Usually I eyeball my pesto whenever I make it. This time I decided to measure the ingredients so I could share this recipe with my friends. Chive pesto is very light and flavorful and I purposefully leave out the garlic so as not to overpower the chive mild onion flavor. This pesto is great tossed with pasta as a side dish or toss it with your favorite ravioli or tortellini. There are so many nice artisan raviolis and tortellinis in the supermarket these days. Of course homemade pasta is the best but these fresh pastas make a nice quick meal tossed with a fresh pesto.
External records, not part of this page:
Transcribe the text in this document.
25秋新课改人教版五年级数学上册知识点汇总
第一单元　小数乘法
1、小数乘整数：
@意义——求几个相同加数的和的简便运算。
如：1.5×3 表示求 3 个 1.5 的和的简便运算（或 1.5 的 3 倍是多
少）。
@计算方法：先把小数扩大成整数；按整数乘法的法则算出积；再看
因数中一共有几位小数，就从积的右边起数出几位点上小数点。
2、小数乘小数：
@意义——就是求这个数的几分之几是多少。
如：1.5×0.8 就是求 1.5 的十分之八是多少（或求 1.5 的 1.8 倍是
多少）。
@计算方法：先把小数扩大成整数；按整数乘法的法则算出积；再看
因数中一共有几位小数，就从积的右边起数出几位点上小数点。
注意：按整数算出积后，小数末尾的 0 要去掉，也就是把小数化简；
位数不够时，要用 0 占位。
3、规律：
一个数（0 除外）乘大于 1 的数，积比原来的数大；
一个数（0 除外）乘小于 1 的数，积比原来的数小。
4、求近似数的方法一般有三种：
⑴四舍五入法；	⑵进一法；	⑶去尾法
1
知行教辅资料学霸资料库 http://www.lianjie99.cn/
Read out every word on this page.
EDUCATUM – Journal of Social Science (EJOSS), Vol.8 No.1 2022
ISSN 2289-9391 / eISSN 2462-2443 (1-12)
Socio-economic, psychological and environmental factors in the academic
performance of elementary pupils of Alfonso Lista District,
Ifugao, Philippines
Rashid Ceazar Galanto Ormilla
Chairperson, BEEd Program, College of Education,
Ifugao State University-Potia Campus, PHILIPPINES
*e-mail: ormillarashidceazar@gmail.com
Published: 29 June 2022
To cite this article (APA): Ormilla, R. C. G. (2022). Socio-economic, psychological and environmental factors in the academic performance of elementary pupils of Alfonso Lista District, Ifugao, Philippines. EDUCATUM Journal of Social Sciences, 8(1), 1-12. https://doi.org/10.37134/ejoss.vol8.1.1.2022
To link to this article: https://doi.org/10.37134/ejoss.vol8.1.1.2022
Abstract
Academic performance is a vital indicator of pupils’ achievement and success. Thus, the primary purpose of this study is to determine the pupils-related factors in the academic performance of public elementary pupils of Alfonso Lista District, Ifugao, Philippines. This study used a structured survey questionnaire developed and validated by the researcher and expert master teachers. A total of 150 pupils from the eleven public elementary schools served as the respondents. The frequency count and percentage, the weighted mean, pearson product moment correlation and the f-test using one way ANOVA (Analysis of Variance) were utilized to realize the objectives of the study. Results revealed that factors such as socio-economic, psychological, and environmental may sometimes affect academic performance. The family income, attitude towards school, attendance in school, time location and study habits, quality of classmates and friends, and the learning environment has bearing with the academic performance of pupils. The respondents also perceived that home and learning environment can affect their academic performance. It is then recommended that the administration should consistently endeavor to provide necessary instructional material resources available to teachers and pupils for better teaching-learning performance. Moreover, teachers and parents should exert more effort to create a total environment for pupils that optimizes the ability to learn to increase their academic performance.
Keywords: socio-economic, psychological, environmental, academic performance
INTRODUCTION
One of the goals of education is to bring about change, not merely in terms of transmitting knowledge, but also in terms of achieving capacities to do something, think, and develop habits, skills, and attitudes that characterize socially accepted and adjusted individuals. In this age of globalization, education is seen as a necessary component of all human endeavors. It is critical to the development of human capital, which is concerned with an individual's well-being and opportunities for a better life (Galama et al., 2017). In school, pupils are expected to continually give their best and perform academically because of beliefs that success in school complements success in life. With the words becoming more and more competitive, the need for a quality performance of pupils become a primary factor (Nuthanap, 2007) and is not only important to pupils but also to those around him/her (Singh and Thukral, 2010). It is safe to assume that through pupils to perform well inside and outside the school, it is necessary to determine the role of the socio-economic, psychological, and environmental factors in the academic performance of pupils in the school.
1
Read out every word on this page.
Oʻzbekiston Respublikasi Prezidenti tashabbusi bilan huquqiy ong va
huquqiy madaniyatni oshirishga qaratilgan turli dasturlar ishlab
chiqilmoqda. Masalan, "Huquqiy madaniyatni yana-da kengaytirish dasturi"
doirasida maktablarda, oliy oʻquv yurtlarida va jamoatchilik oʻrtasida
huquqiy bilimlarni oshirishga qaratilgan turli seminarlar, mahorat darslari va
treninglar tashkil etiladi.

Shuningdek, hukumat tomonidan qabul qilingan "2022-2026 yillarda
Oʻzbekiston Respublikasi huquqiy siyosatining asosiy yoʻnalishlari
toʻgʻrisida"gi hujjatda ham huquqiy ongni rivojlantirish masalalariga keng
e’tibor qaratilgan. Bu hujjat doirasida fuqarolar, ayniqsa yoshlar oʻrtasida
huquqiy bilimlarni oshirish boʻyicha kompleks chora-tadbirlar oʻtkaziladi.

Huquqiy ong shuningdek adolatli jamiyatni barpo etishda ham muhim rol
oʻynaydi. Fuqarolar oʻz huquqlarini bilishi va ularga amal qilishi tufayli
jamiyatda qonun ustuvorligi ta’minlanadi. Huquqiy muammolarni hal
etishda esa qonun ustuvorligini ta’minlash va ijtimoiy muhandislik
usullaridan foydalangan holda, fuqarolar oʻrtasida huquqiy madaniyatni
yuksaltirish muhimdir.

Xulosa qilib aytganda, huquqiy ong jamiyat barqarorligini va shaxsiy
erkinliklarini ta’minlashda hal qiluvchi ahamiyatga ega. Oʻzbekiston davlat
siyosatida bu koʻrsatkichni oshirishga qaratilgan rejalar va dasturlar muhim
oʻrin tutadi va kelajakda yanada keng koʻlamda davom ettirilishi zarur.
You can buy fresh chives in the market. I think the fresh picked ones are the best and I make my pesto right after picking my chives so they are super fresh. Use scissors to snip the chives. Usually a handful of a 12-15 12" chive stems, snipped, yields about a 1/3 cup of chives. Traditional pesto uses pine nuts. You can use pine nuts in this recipe. I prefer almonds because 1) I always have plenty of them, 2) they have a nuttier texture, and 3) almonds are so healthy!

Chive Pesto

1/2 cup of fresh snipped, packed down chives
1/3 cup olive oil
1/3 cup slivered almonds
1/3 plus 1 T Parmesan cheese
salt to taste

Place all ingredients in your food processor and pulse until ground into a pasty pesto. If you prefer, you can thin it to the consistency you want with additional olive oil. Toss pasta with 1 tablespoon per serving or whatever your preference is. Enjoy!

Comments

  1. That sounds great! I've even got some fresh chives in a pot I kept growing over the winter. Since I am currently baking a cheese, veggie, egg casserole, I think I'll have to add some fresh chives to the top before I serve it.